The latest Director Sentiment Index finds that our members are less bullish about the economy and business prospects than they were six months ago.

    Australian directors are less optimistic about the economy and business operating environment than they were just after last year’s federal election and change in government, according to the Australian Institute of Company Directors’ latest Director Sentiment Index (DSI). The DSI for the first half of 2014, conducted between 31 March to 13 April, by research group IPSOS, shows that overall director sentiment has fallen 6.8 points since October 2013, although it is slightly higher than at the same time last year.

    issues government short term

    “The results suggest the honeymoon period for the Coalition government is waning,” observes Company Directors CEO John Colvin. “Directors have indicated that productivity growth is now their biggest economic challenge, followed by issues such as excessive regulation and a lack of spending on infrastructure.”

    Infrastructure was again rated the number one priority for the federal government to address in the short- and long-term, with 90 per cent of directors indicating that the current level of government spending on infrastructure was too low. Productivity again followed infrastructure as the second most urgent issue for the federal government to address in the short-term, and was identified as the fourth most important issue for the long-term.

    Colvin notes that directors are now more pessimistic about the future health of the Australian economy, with just under half expecting it to be weak over the next 12 months. “For the first time in the three-year life of the DSI, directors expect the US economy to outperform the domestic economy in the next year,” he says.

    Overall, directors saw the European economy as still weak. They remained positive about  Asian economies although their enthusiasm for this region has declined over the past six months.

    economic challenges

    Low productivity growth is now considered the biggest economic challenge facing Australian business, followed by global economic uncertainty. Too much regulation or red tape dropped from being the biggest concern in the second half of 2013 to the third biggest, but remains a big worry for the directors polled. They believed the level of red tape and the time spent on regulatory compliance had risen over the past 12 months — an issue that is high on Company Directors’ policy agenda this year.

    Directors estimated that red tape compliance consumed an average of 23 per cent of their total board time commitment. And, 40 per cent believed this commitment had increased in the past 12 months.

    indicator table

    In addition, 75 per cent said the administrative costs and time associated with compliance was having a big effect on their business. Almost 70 per cent identified preparing or paying taxes and workplace health and safety as the aspects of their business most affected by red tape, followed by workplace flexibility and employing new workers. However, 40 per cent were optimistic that red tape would decrease over the coming year.

    Almost 40 per cent reported that the growth of their businesses had weakened in the past six months. However, a similar amount anticipated healthier profits in the second half of this year.

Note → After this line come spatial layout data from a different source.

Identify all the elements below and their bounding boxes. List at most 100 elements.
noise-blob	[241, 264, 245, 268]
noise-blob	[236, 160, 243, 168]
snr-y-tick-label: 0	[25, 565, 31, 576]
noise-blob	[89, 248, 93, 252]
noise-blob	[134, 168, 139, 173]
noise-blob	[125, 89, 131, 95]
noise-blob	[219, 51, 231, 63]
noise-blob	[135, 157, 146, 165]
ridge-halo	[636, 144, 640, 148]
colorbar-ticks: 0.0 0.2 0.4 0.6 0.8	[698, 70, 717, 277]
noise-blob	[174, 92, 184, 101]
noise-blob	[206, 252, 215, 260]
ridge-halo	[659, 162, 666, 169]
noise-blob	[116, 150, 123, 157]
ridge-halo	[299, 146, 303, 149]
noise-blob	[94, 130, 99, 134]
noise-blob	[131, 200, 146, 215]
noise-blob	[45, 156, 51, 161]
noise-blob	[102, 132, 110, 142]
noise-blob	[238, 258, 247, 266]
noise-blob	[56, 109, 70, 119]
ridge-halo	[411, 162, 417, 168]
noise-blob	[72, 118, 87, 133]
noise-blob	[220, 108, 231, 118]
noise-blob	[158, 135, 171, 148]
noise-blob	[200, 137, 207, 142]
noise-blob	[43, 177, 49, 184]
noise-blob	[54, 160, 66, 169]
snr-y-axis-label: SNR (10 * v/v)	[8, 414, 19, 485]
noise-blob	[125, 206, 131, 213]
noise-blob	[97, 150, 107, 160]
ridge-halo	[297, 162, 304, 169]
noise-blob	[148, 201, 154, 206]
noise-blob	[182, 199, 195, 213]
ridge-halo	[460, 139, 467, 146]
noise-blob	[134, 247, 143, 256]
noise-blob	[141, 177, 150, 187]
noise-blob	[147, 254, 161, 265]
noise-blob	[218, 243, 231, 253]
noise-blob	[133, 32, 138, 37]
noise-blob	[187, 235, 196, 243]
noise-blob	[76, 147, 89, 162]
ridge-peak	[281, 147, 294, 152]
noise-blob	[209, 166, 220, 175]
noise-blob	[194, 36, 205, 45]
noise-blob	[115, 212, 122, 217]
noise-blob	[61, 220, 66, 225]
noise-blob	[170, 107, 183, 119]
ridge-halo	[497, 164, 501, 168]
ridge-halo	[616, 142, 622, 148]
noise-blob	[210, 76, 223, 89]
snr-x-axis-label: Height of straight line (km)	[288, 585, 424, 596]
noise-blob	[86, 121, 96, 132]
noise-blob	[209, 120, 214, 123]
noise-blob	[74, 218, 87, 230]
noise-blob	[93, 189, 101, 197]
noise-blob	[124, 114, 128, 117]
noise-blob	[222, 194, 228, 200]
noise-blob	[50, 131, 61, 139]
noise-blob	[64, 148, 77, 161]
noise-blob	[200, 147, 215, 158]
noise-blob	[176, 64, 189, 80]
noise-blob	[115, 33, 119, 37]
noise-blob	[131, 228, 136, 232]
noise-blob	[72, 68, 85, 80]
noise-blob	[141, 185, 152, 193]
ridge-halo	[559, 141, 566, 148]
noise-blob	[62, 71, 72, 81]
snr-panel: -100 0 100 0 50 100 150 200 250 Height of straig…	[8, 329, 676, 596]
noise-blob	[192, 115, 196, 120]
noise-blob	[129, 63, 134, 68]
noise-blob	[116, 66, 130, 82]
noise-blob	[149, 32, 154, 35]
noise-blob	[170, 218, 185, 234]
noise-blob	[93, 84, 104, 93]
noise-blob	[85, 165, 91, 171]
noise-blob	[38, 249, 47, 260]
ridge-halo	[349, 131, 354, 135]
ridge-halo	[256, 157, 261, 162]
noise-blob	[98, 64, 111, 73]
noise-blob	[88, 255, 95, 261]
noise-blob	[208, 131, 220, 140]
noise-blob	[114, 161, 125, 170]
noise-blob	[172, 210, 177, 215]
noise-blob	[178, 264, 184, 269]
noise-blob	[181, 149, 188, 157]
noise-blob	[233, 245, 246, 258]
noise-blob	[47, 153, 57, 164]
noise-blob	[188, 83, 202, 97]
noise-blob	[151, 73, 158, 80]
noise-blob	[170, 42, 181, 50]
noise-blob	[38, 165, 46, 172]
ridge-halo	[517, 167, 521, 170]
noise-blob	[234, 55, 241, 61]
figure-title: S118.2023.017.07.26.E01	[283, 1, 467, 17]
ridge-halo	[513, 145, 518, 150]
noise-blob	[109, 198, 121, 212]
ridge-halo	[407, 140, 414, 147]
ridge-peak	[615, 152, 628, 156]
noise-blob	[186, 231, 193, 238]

    Overall, directors expected the exchange rate to decline further in the coming 12 months, but predicted a rise in inflation, the RBA official cash rate, wages growth and the unemployment rate.

    Opinion about big picture government policies was mixed. Previous disquiet about the carbon tax and National Broadband Network (NBN) had diminished somewhat. Nearly half of directors polled said abolishing the carbon tax would affect their business positively while a similar amount believed it would not affect their business. However, directors view the NBN in a good light. Almost 60 per cent agree the NBN is a positive thing for Australia.

    Directors viewed industrial relations reform as a priority, although 40 per cent believed that an electoral mandate should first be given. They also reported that director liability and compliance requirements reduced their willingness to serve on a board.

    Remuneration for non-executive directors had no effect on this decision for 60 per cent of directors, while more than 80 per cent of directors believed the contribution they made to the economy and society bolstered their willingness to serve on a board.

    More than 40 per cent of directors said legislation on director liability dampened their willingness to continue on a board while more than half agreed that this legislation dampened their enthusiasm to accept new board appointments.

    Directors also remained pessimistic about the effects of legal judgments on director liability. More than 35 per cent said these  negatively affected their business decision-making and willingness to continue on a board. In addition, half believed that these negatively affected their readiness to accept new board appointments.

    Most directors perceived Australian companies as generally ethical and more so than overseas listed companies.